Ray Donovan hat einen ungewöhnlichen Job. Egal, welche Probleme die Reichen und Schönen Hollywoods haben, er löst sie. Ob die Überdosis einer Nutte, ein Bild in einer prekären Situation oder ein Deal, der platzen muss – Ray Donovan regelt das, egal wann, egal wo, egal wie.

Dabei bewegt er sich nicht immer in der Legalität, sondern überschreitet auch die Grenze, wenn es sein Muss. Dafür führt seine Familie ein ruhiges Leben. Ehefrau Abby ist Hausfrau und Mutter, die Kinder Bridget und Conor sind gute Schüler. Seine Brüder Terry und Bunchy führen einen Boxclub in Los Angeles. Um Geld muss sich niemand Sorgen machen.

Dafür jedoch um den Zusammenhalt der Familie, als ihr Vater Mickey Donovan, ein Gangster aus South Boston, der 20 Jahre wegen Mordes saß, aus dem Knast kommt – und alles auf den Kopf stellt.

Die Familie ist der zentrale Punkt in Ray Donovan

In Ray Donovan wird stark mit dem Konstrukt der Familie gespielt.
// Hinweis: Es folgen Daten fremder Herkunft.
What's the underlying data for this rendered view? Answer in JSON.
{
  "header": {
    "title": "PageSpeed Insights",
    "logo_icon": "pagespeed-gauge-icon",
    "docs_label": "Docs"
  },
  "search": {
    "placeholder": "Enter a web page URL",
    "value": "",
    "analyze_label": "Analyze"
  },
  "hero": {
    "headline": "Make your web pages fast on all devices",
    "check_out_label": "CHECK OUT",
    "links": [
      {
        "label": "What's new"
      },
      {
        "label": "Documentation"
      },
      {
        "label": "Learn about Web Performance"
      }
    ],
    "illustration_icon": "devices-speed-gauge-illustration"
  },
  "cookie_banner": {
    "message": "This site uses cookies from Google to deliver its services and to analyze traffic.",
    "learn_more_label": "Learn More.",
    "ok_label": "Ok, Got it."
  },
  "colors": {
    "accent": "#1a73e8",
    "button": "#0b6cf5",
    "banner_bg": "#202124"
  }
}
Nicht die Fehler und Intrigen der Mächtigen stehen im Mittelpunkt, sondern die Familie Donovan. So erfährt man sehr schnell, dass auch hier vieles mehr Schein als Sein ist und wie kaputt eine Familie sein kann – und trotzdem zusammenhält.

Terry leidet an Alzheimer, Bunchy wurde von einem pädophilen Priester als Kind missbraucht und leidet noch immer an den Folgen. Abby fühlt sich vernachlässigt, während die Kinder in die rebellische Teenagerzeit eintreten. Und über all dem Ray, der selbst ein völlig desillusionierter und kaputter Mann ist, der sein Leid nur mit Alkohol und Frauen zu lindern weiß.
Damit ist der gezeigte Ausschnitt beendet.